RuntimeError: Expected all tensors to be on the same device

This happens when gradient checkpointing moves some tensors to CPU. Make sure your input tensors and model are on the same device. With HuggingFace models using device_map="auto", some layers may land on CPU if VRAM is tight. Force everything to GPU:

1
2
3
model = AutoModelForCausalLM.from_pretrained(
    model_id, torch_dtype=torch.bfloat16, device_map="cuda"  # not "auto"
)

ValueError: fp16 mixed precision requires a GPU with compute capability >= 7.0

Your GPU doesn’t support fp16 at hardware speed. Switch to bf16 if you’re on Ampere+ hardware, or use fp32 on older GPUs.
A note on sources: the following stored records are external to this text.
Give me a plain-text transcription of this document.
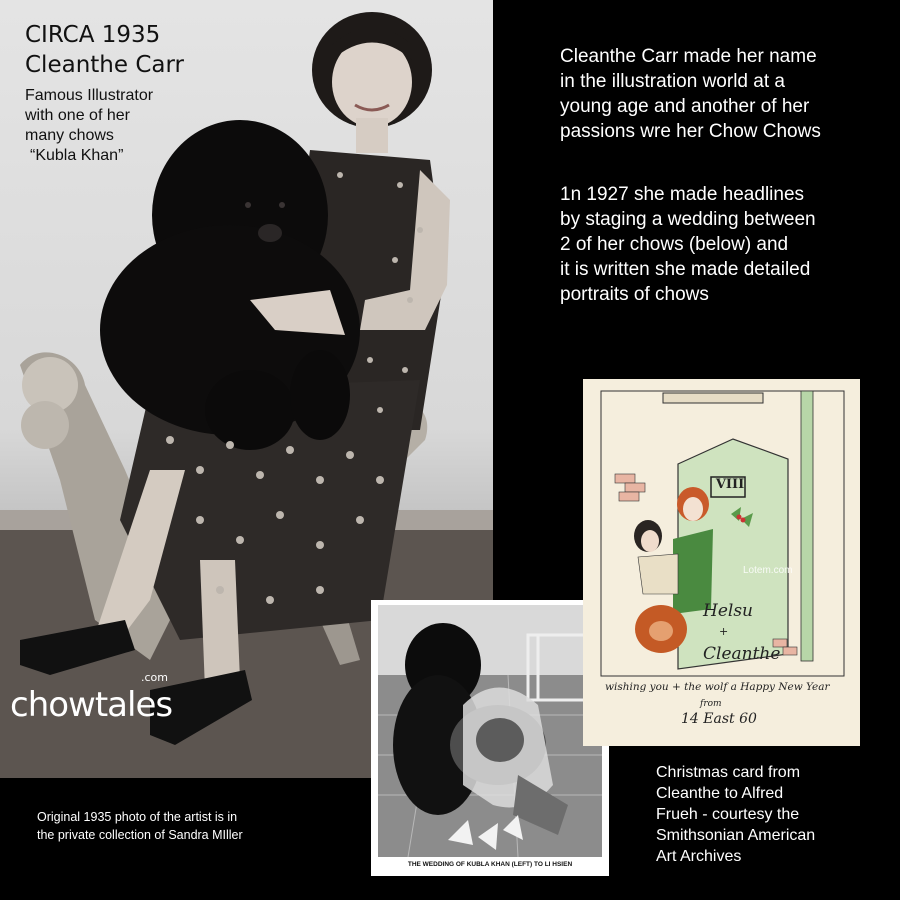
CIRCA 1935
Cleanthe Carr
Famous Illustrator
with one of her
many chows
“Kubla Khan”
chowtales
.com
Cleanthe Carr made her name
in the illustration world at a
young age and another of her
passions wre her Chow Chows
1n 1927 she made headlines
by staging a wedding between
2 of her chows (below) and
it is written she made detailed
portraits of chows
Original 1935 photo of the artist is in
the private collection of Sandra MIller
THE WEDDING OF KUBLA KHAN (LEFT) TO LI HSIEN
Helsu
+
Cleanthe
wishing you + the wolf a Happy New Year
from
14 East 60
VIII
Lotem.com
Christmas card from
Cleanthe to Alfred
Frueh - courtesy the
Smithsonian American
Art Archives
Check compute capability:

1
2
print(torch.cuda.get_device_capability())
# (8, 0) = Ampere, (9, 0) = Hopper, (7, 0) = Volta

Loss is NaN after enabling mixed precision.

fp16 is more prone to this than bf16 due to its limited range. Switch to bf16 if your hardware supports it. If you must use fp16, make sure you’re using GradScaler:

1
2
3
4
5
6
scaler = torch.amp.GradScaler("cuda")
with torch.autocast(device_type="cuda", dtype=torch.float16):
    loss = model(**batch).loss
scaler.scale(loss).backward()
scaler.step(optimizer)
scaler.update()

bitsandbytes throws CUDA Setup failed on import.

The library can’t find your CUDA installation. Set the path explicitly:

1
2
export LD_LIBRARY_PATH=/usr/local/cuda/lib64:$LD_LIBRARY_PATH
pip install bitsandbytes --force-reinstall --no-cache-dir

Verify with:

1
2
import bitsandbytes as bnb
print(bnb.cuda_setup.main())

Training slows down dramatically after enabling gradient checkpointing.

A 20-30% slowdown is normal. More than 50% suggests you’re checkpointing too aggressively. With HuggingFace models, the checkpointing granularity is per transformer layer, which is the right balance. If you’re wrapping custom code, checkpoint entire blocks rather than individual operations.